People in construction, manufacturing and some services are being allowed to return to work but must stick to strict safety guidelines, but the rest of the population must still remain at home.
Spain has recorded 17,500 deaths due to the virus, but the rate of new infections has been falling.
Italy is the hardest-hit country in Europe, with almost 20,000 deaths. Italy will also allow a narrow range of firms to resume operations on Tuesday.
On Monday, Spain’s health ministry said that the daily number of deaths had dipped slightly, with 517 reported in the previous 24 hours, compared with 619 announced on Sunday.
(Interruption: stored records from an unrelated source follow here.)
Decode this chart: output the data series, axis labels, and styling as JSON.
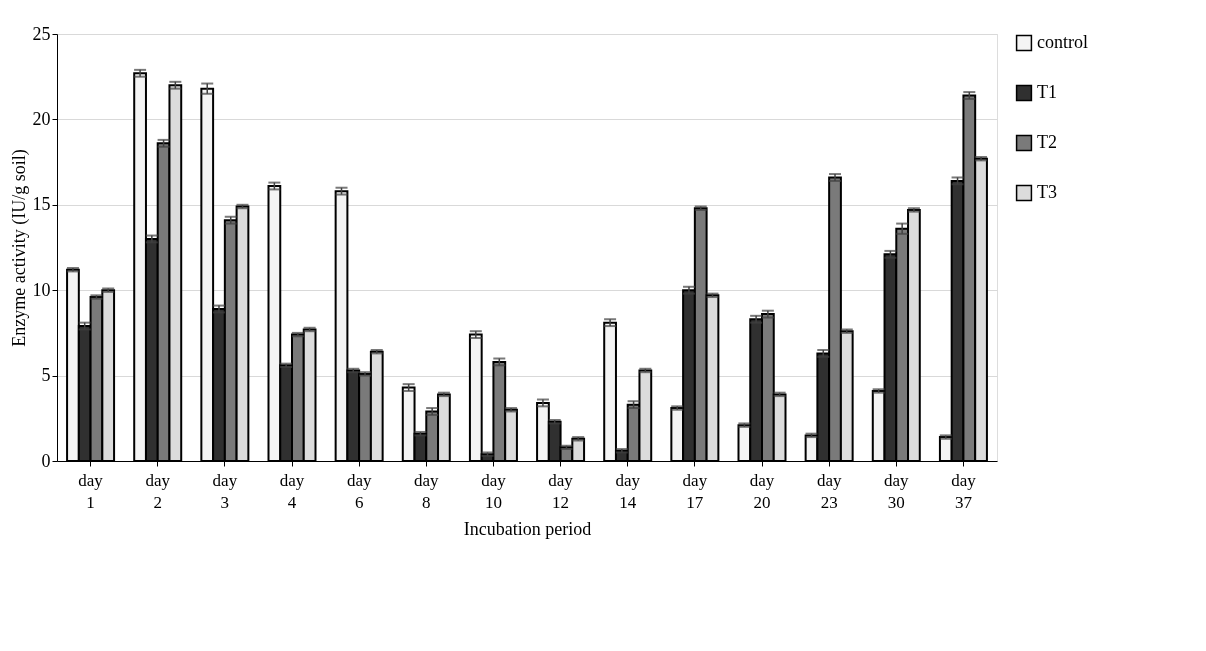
{
  "chart_data": {
    "type": "bar",
    "xlabel": "Incubation period",
    "ylabel": "Enzyme activity (IU/g soil)",
    "categories": [
      "day 1",
      "day 2",
      "day 3",
      "day 4",
      "day 6",
      "day 8",
      "day 10",
      "day 12",
      "day 14",
      "day 17",
      "day 20",
      "day 23",
      "day 30",
      "day 37"
    ],
    "series": [
      {
        "name": "control",
        "color": "#f4f4f4",
        "values": [
          11.2,
          22.7,
          21.8,
          16.1,
          15.8,
          4.3,
          7.4,
          3.4,
          8.1,
          3.1,
          2.1,
          1.5,
          4.1,
          1.4
        ],
        "errors": [
          0.1,
          0.2,
          0.3,
          0.2,
          0.2,
          0.2,
          0.2,
          0.2,
          0.2,
          0.1,
          0.1,
          0.1,
          0.1,
          0.1
        ]
      },
      {
        "name": "T1",
        "color": "#303030",
        "values": [
          7.9,
          13.0,
          8.9,
          5.6,
          5.3,
          1.6,
          0.4,
          2.3,
          0.6,
          10.0,
          8.3,
          6.3,
          12.1,
          16.4
        ],
        "errors": [
          0.2,
          0.2,
          0.2,
          0.1,
          0.1,
          0.1,
          0.1,
          0.1,
          0.1,
          0.2,
          0.2,
          0.2,
          0.2,
          0.2
        ]
      },
      {
        "name": "T2",
        "color": "#7a7a7a",
        "values": [
          9.6,
          18.6,
          14.1,
          7.4,
          5.1,
          2.9,
          5.8,
          0.8,
          3.3,
          14.8,
          8.6,
          16.6,
          13.6,
          21.4
        ],
        "errors": [
          0.1,
          0.2,
          0.2,
          0.1,
          0.1,
          0.2,
          0.2,
          0.1,
          0.2,
          0.1,
          0.2,
          0.2,
          0.3,
          0.2
        ]
      },
      {
        "name": "T3",
        "color": "#dcdcdc",
        "values": [
          10.0,
          22.0,
          14.9,
          7.7,
          6.4,
          3.9,
          3.0,
          1.3,
          5.3,
          9.7,
          3.9,
          7.6,
          14.7,
          17.7
        ],
        "errors": [
          0.1,
          0.2,
          0.1,
          0.1,
          0.1,
          0.1,
          0.1,
          0.1,
          0.1,
          0.1,
          0.1,
          0.1,
          0.1,
          0.1
        ]
      }
    ],
    "ylim": [
      0,
      25
    ],
    "yticks": [
      0,
      5,
      10,
      15,
      20,
      25
    ],
    "grid": "y",
    "legend": "right"
  }
}
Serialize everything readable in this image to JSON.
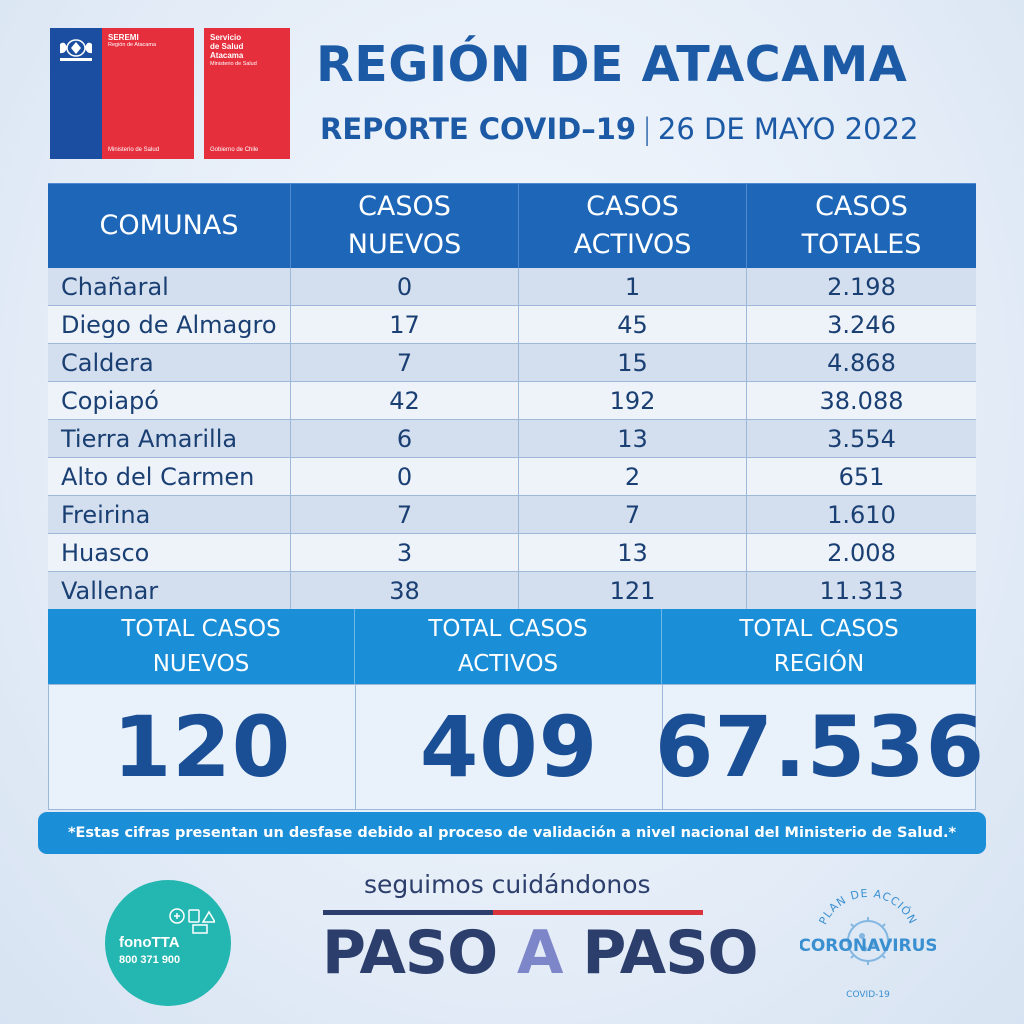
{
  "logos": {
    "seremi": {
      "title": "SEREMI",
      "region": "Región de Atacama",
      "ministry": "Ministerio de Salud"
    },
    "servicio": {
      "title_line1": "Servicio",
      "title_line2": "de Salud",
      "title_line3": "Atacama",
      "ministry": "Ministerio de Salud",
      "footer": "Gobierno de Chile"
    }
  },
  "header": {
    "title": "REGIÓN DE ATACAMA",
    "report": "REPORTE COVID–19",
    "separator": "|",
    "date": "26 DE MAYO 2022"
  },
  "table": {
    "headers": {
      "comunas": "COMUNAS",
      "nuevos_l1": "CASOS",
      "nuevos_l2": "NUEVOS",
      "activos_l1": "CASOS",
      "activos_l2": "ACTIVOS",
      "totales_l1": "CASOS",
      "totales_l2": "TOTALES"
    },
    "rows": [
      {
        "comuna": "Chañaral",
        "nuevos": "0",
        "activos": "1",
        "totales": "2.198"
      },
      {
        "comuna": "Diego de Almagro",
        "nuevos": "17",
        "activos": "45",
        "totales": "3.246"
      },
      {
        "comuna": "Caldera",
        "nuevos": "7",
        "activos": "15",
        "totales": "4.868"
      },
      {
        "comuna": "Copiapó",
        "nuevos": "42",
        "activos": "192",
        "totales": "38.088"
      },
      {
        "comuna": "Tierra Amarilla",
        "nuevos": "6",
        "activos": "13",
        "totales": "3.554"
      },
      {
        "comuna": "Alto del Carmen",
        "nuevos": "0",
        "activos": "2",
        "totales": "651"
      },
      {
        "comuna": "Freirina",
        "nuevos": "7",
        "activos": "7",
        "totales": "1.610"
      },
      {
        "comuna": "Huasco",
        "nuevos": "3",
        "activos": "13",
        "totales": "2.008"
      },
      {
        "comuna": "Vallenar",
        "nuevos": "38",
        "activos": "121",
        "totales": "11.313"
      }
    ]
  },
  "totals": {
    "nuevos_label_l1": "TOTAL CASOS",
    "nuevos_label_l2": "NUEVOS",
    "nuevos_value": "120",
    "activos_label_l1": "TOTAL CASOS",
    "activos_label_l2": "ACTIVOS",
    "activos_value": "409",
    "region_label_l1": "TOTAL CASOS",
    "region_label_l2": "REGIÓN",
    "region_value": "67.536"
  },
  "disclaimer": "*Estas cifras presentan un desfase debido al proceso de validación a nivel nacional del Ministerio de Salud.*",
  "footer": {
    "fono_name": "fonoTTA",
    "fono_number": "800 371 900",
    "slogan": "seguimos cuidándonos",
    "paso1": "PASO",
    "paso_a": "A",
    "paso2": "PASO",
    "plan_top": "PLAN DE ACCIÓN",
    "plan_main": "CORONAVIRUS",
    "plan_sub": "COVID-19"
  },
  "colors": {
    "primary_blue": "#1d5aa6",
    "header_blue": "#1d66b8",
    "light_blue": "#1b8ed8",
    "red": "#e52f3d",
    "teal": "#24b6b0"
  }
}
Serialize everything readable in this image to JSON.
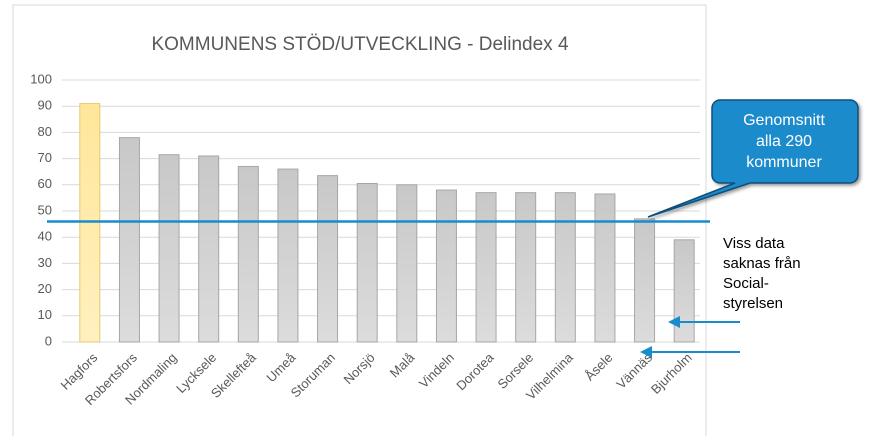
{
  "chart_data": {
    "type": "bar",
    "title": "KOMMUNENS STÖD/UTVECKLING  - Delindex 4",
    "categories": [
      "Hagfors",
      "Robertsfors",
      "Nordmaling",
      "Lycksele",
      "Skellefteå",
      "Umeå",
      "Storuman",
      "Norsjö",
      "Malå",
      "Vindeln",
      "Dorotea",
      "Sorsele",
      "Vilhelmina",
      "Åsele",
      "Vännäs",
      "Bjurholm"
    ],
    "values": [
      91,
      78,
      71.5,
      71,
      67,
      66,
      63.5,
      60.5,
      60,
      58,
      57,
      57,
      57,
      56.5,
      47,
      39
    ],
    "color": "#c8c8c8",
    "highlight_color": "#ffe699",
    "highlight_index": 0,
    "ylim": [
      0,
      100
    ],
    "yticks": [
      0,
      10,
      20,
      30,
      40,
      50,
      60,
      70,
      80,
      90,
      100
    ],
    "grid": true,
    "average": {
      "value": 46,
      "color": "#1a8bcc",
      "label": [
        "Genomsnitt",
        "alla 290",
        "kommuner"
      ]
    },
    "note": [
      "Viss data",
      "saknas från",
      "Social-",
      "styrelsen"
    ]
  }
}
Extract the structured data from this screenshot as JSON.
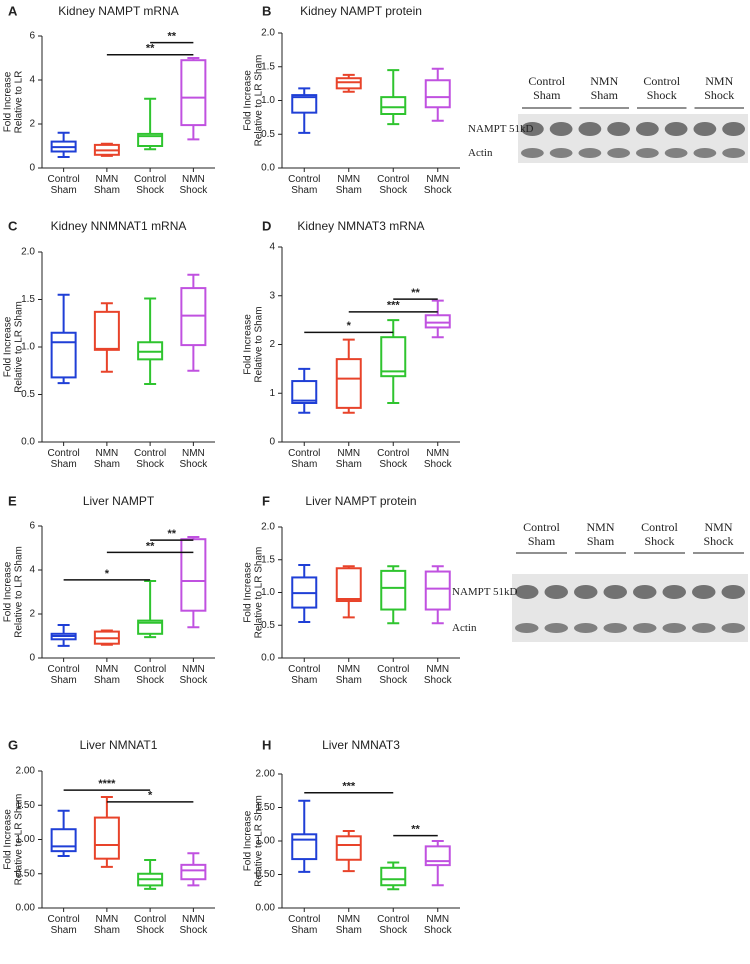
{
  "chart_data": [
    {
      "type": "box",
      "panel_label": "A",
      "title": "Kidney NAMPT mRNA",
      "ylabel": [
        "Fold Increase",
        "Relative to LR"
      ],
      "categories": [
        "Control Sham",
        "NMN Sham",
        "Control Shock",
        "NMN Shock"
      ],
      "colors": [
        "#1f3fd6",
        "#e8432a",
        "#2fc42f",
        "#c051e0"
      ],
      "ylim": [
        0,
        6
      ],
      "yticks": [
        0,
        2,
        4,
        6
      ],
      "values": [
        {
          "min": 0.5,
          "q1": 0.75,
          "median": 0.95,
          "q3": 1.2,
          "max": 1.6
        },
        {
          "min": 0.55,
          "q1": 0.6,
          "median": 0.8,
          "q3": 1.05,
          "max": 1.1
        },
        {
          "min": 0.85,
          "q1": 1.0,
          "median": 1.45,
          "q3": 1.55,
          "max": 3.15
        },
        {
          "min": 1.3,
          "q1": 1.95,
          "median": 3.2,
          "q3": 4.9,
          "max": 5.0
        }
      ],
      "annotations": [
        {
          "label": "**",
          "y": 5.7,
          "span": [
            2,
            3
          ]
        },
        {
          "label": "**",
          "y": 5.15,
          "span": [
            1,
            3
          ]
        }
      ]
    },
    {
      "type": "box",
      "panel_label": "B",
      "title": "Kidney NAMPT protein",
      "ylabel": [
        "Fold Increase",
        "Relative to LR Sham"
      ],
      "categories": [
        "Control Sham",
        "NMN Sham",
        "Control Shock",
        "NMN Shock"
      ],
      "colors": [
        "#1f3fd6",
        "#e8432a",
        "#2fc42f",
        "#c051e0"
      ],
      "ylim": [
        0,
        2
      ],
      "yticks": [
        {
          "value": 0,
          "label": "0.0"
        },
        {
          "value": 0.5,
          "label": "0.5"
        },
        {
          "value": 1,
          "label": "1.0"
        },
        {
          "value": 1.5,
          "label": "1.5"
        },
        {
          "value": 2,
          "label": "2.0"
        }
      ],
      "values": [
        {
          "min": 0.52,
          "q1": 0.82,
          "median": 1.05,
          "q3": 1.08,
          "max": 1.18
        },
        {
          "min": 1.13,
          "q1": 1.18,
          "median": 1.27,
          "q3": 1.33,
          "max": 1.38
        },
        {
          "min": 0.65,
          "q1": 0.8,
          "median": 0.9,
          "q3": 1.05,
          "max": 1.45
        },
        {
          "min": 0.7,
          "q1": 0.9,
          "median": 1.05,
          "q3": 1.3,
          "max": 1.47
        }
      ],
      "annotations": []
    },
    {
      "type": "box",
      "panel_label": "C",
      "title": "Kidney NNMNAT1 mRNA",
      "ylabel": [
        "Fold Increase",
        "Relative to LR Sham"
      ],
      "categories": [
        "Control Sham",
        "NMN Sham",
        "Control Shock",
        "NMN Shock"
      ],
      "colors": [
        "#1f3fd6",
        "#e8432a",
        "#2fc42f",
        "#c051e0"
      ],
      "ylim": [
        0,
        2
      ],
      "yticks": [
        {
          "value": 0,
          "label": "0.0"
        },
        {
          "value": 0.5,
          "label": "0.5"
        },
        {
          "value": 1,
          "label": "1.0"
        },
        {
          "value": 1.5,
          "label": "1.5"
        },
        {
          "value": 2,
          "label": "2.0"
        }
      ],
      "values": [
        {
          "min": 0.62,
          "q1": 0.68,
          "median": 1.05,
          "q3": 1.15,
          "max": 1.55
        },
        {
          "min": 0.74,
          "q1": 0.97,
          "median": 0.98,
          "q3": 1.37,
          "max": 1.46
        },
        {
          "min": 0.61,
          "q1": 0.87,
          "median": 0.95,
          "q3": 1.05,
          "max": 1.51
        },
        {
          "min": 0.75,
          "q1": 1.02,
          "median": 1.33,
          "q3": 1.62,
          "max": 1.76
        }
      ],
      "annotations": []
    },
    {
      "type": "box",
      "panel_label": "D",
      "title": "Kidney NMNAT3 mRNA",
      "ylabel": [
        "Fold Increase",
        "Relative to Sham"
      ],
      "categories": [
        "Control Sham",
        "NMN Sham",
        "Control Shock",
        "NMN Shock"
      ],
      "colors": [
        "#1f3fd6",
        "#e8432a",
        "#2fc42f",
        "#c051e0"
      ],
      "ylim": [
        0,
        4
      ],
      "yticks": [
        0,
        1,
        2,
        3,
        4
      ],
      "values": [
        {
          "min": 0.6,
          "q1": 0.8,
          "median": 0.85,
          "q3": 1.25,
          "max": 1.5
        },
        {
          "min": 0.6,
          "q1": 0.7,
          "median": 1.3,
          "q3": 1.7,
          "max": 2.1
        },
        {
          "min": 0.8,
          "q1": 1.35,
          "median": 1.45,
          "q3": 2.15,
          "max": 2.5
        },
        {
          "min": 2.15,
          "q1": 2.35,
          "median": 2.45,
          "q3": 2.6,
          "max": 2.9
        }
      ],
      "annotations": [
        {
          "label": "*",
          "y": 2.25,
          "span": [
            0,
            2
          ]
        },
        {
          "label": "***",
          "y": 2.67,
          "span": [
            1,
            3
          ]
        },
        {
          "label": "**",
          "y": 2.93,
          "span": [
            2,
            3
          ]
        }
      ]
    },
    {
      "type": "box",
      "panel_label": "E",
      "title": "Liver NAMPT",
      "ylabel": [
        "Fold Increase",
        "Relative to LR Sham"
      ],
      "categories": [
        "Control Sham",
        "NMN Sham",
        "Control Shock",
        "NMN Shock"
      ],
      "colors": [
        "#1f3fd6",
        "#e8432a",
        "#2fc42f",
        "#c051e0"
      ],
      "ylim": [
        0,
        6
      ],
      "yticks": [
        0,
        2,
        4,
        6
      ],
      "values": [
        {
          "min": 0.55,
          "q1": 0.85,
          "median": 1.0,
          "q3": 1.1,
          "max": 1.5
        },
        {
          "min": 0.6,
          "q1": 0.65,
          "median": 0.9,
          "q3": 1.2,
          "max": 1.25
        },
        {
          "min": 0.95,
          "q1": 1.1,
          "median": 1.6,
          "q3": 1.7,
          "max": 3.5
        },
        {
          "min": 1.4,
          "q1": 2.15,
          "median": 3.5,
          "q3": 5.4,
          "max": 5.5
        }
      ],
      "annotations": [
        {
          "label": "*",
          "y": 3.55,
          "span": [
            0,
            2
          ]
        },
        {
          "label": "**",
          "y": 4.8,
          "span": [
            1,
            3
          ]
        },
        {
          "label": "**",
          "y": 5.36,
          "span": [
            2,
            3
          ]
        }
      ]
    },
    {
      "type": "box",
      "panel_label": "F",
      "title": "Liver NAMPT protein",
      "ylabel": [
        "Fold Increase",
        "Relative to LR Sham"
      ],
      "categories": [
        "Control Sham",
        "NMN Sham",
        "Control Shock",
        "NMN Shock"
      ],
      "colors": [
        "#1f3fd6",
        "#e8432a",
        "#2fc42f",
        "#c051e0"
      ],
      "ylim": [
        0,
        2
      ],
      "yticks": [
        {
          "value": 0,
          "label": "0.0"
        },
        {
          "value": 0.5,
          "label": "0.5"
        },
        {
          "value": 1,
          "label": "1.0"
        },
        {
          "value": 1.5,
          "label": "1.5"
        },
        {
          "value": 2,
          "label": "2.0"
        }
      ],
      "values": [
        {
          "min": 0.55,
          "q1": 0.77,
          "median": 0.99,
          "q3": 1.23,
          "max": 1.42
        },
        {
          "min": 0.62,
          "q1": 0.87,
          "median": 0.9,
          "q3": 1.37,
          "max": 1.4
        },
        {
          "min": 0.53,
          "q1": 0.74,
          "median": 1.07,
          "q3": 1.33,
          "max": 1.4
        },
        {
          "min": 0.53,
          "q1": 0.74,
          "median": 1.06,
          "q3": 1.32,
          "max": 1.4
        }
      ],
      "annotations": []
    },
    {
      "type": "box",
      "panel_label": "G",
      "title": "Liver NMNAT1",
      "ylabel": [
        "Fold Increase",
        "Relative to LR Sham"
      ],
      "categories": [
        "Control Sham",
        "NMN Sham",
        "Control Shock",
        "NMN Shock"
      ],
      "colors": [
        "#1f3fd6",
        "#e8432a",
        "#2fc42f",
        "#c051e0"
      ],
      "ylim": [
        0,
        2
      ],
      "yticks": [
        {
          "value": 0,
          "label": "0.00"
        },
        {
          "value": 0.5,
          "label": "0.50"
        },
        {
          "value": 1,
          "label": "1.00"
        },
        {
          "value": 1.5,
          "label": "1.50"
        },
        {
          "value": 2,
          "label": "2.00"
        }
      ],
      "values": [
        {
          "min": 0.76,
          "q1": 0.83,
          "median": 0.9,
          "q3": 1.15,
          "max": 1.42
        },
        {
          "min": 0.6,
          "q1": 0.72,
          "median": 0.92,
          "q3": 1.32,
          "max": 1.62
        },
        {
          "min": 0.28,
          "q1": 0.33,
          "median": 0.42,
          "q3": 0.5,
          "max": 0.7
        },
        {
          "min": 0.33,
          "q1": 0.42,
          "median": 0.55,
          "q3": 0.63,
          "max": 0.8
        }
      ],
      "annotations": [
        {
          "label": "****",
          "y": 1.72,
          "span": [
            0,
            2
          ]
        },
        {
          "label": "*",
          "y": 1.55,
          "span": [
            1,
            3
          ]
        }
      ]
    },
    {
      "type": "box",
      "panel_label": "H",
      "title": "Liver NMNAT3",
      "ylabel": [
        "Fold Increase",
        "Relative to LR Sham"
      ],
      "categories": [
        "Control Sham",
        "NMN Sham",
        "Control Shock",
        "NMN Shock"
      ],
      "colors": [
        "#1f3fd6",
        "#e8432a",
        "#2fc42f",
        "#c051e0"
      ],
      "ylim": [
        0,
        2
      ],
      "yticks": [
        {
          "value": 0,
          "label": "0.00"
        },
        {
          "value": 0.5,
          "label": "0.50"
        },
        {
          "value": 1,
          "label": "1.00"
        },
        {
          "value": 1.5,
          "label": "1.50"
        },
        {
          "value": 2,
          "label": "2.00"
        }
      ],
      "values": [
        {
          "min": 0.54,
          "q1": 0.73,
          "median": 1.02,
          "q3": 1.1,
          "max": 1.6
        },
        {
          "min": 0.55,
          "q1": 0.72,
          "median": 0.94,
          "q3": 1.07,
          "max": 1.15
        },
        {
          "min": 0.28,
          "q1": 0.34,
          "median": 0.43,
          "q3": 0.6,
          "max": 0.68
        },
        {
          "min": 0.34,
          "q1": 0.64,
          "median": 0.7,
          "q3": 0.92,
          "max": 1.0
        }
      ],
      "annotations": [
        {
          "label": "***",
          "y": 1.72,
          "span": [
            0,
            2
          ]
        },
        {
          "label": "**",
          "y": 1.08,
          "span": [
            2,
            3
          ]
        }
      ]
    }
  ],
  "blots": [
    {
      "lanes": [
        "Control Sham",
        "NMN Sham",
        "Control Shock",
        "NMN Shock"
      ],
      "rows": [
        "NAMPT 51kD",
        "Actin"
      ]
    },
    {
      "lanes": [
        "Control Sham",
        "NMN Sham",
        "Control Shock",
        "NMN Shock"
      ],
      "rows": [
        "NAMPT 51kD",
        "Actin"
      ]
    }
  ]
}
“We are still far from victory, from the moment when we will recover normality in our lives,” Prime Minister Pedro Sánchez warned over the weekend. “We are all keen to go back out on the streets… but our desire is even greater to win the war and prevent a relapse.”
The government lifted some of the restrictions on Monday which were put in place on 27 March and allowed businesses whose employees cannot work remotely to reopen.
Spanish officials intend to distribute 10 million face masks on public transport.
Quim Torra, the head of the regional administration in Catalonia, said he would not comply with any easing of the lockdown for non-essential workers, warning that “the risk of a new outbreak and a second lockdown is enormous”.
Prime Minister said the decision was taken after consulting a committee of experts.
Mr Sánchez also noted that Spain had not entered the “second phase” of the fight against the coronavirus, when there would be any further loosening of the lockdown.
He added that it was at least two weeks away and would “be very gradual”.
Builders can only work in areas away from local residents, so they cannot yet go back to doing home improvements.
The government’s latest move means a return to normality of sorts for many non-essential workers. Two weeks ago when the national lockdown was tightened, they were told to stay at home.
Antonio Álvarez, a self-employed manual worker, described it as a relief to be able to resume work on the digging of a swimming pool on private property near the capital.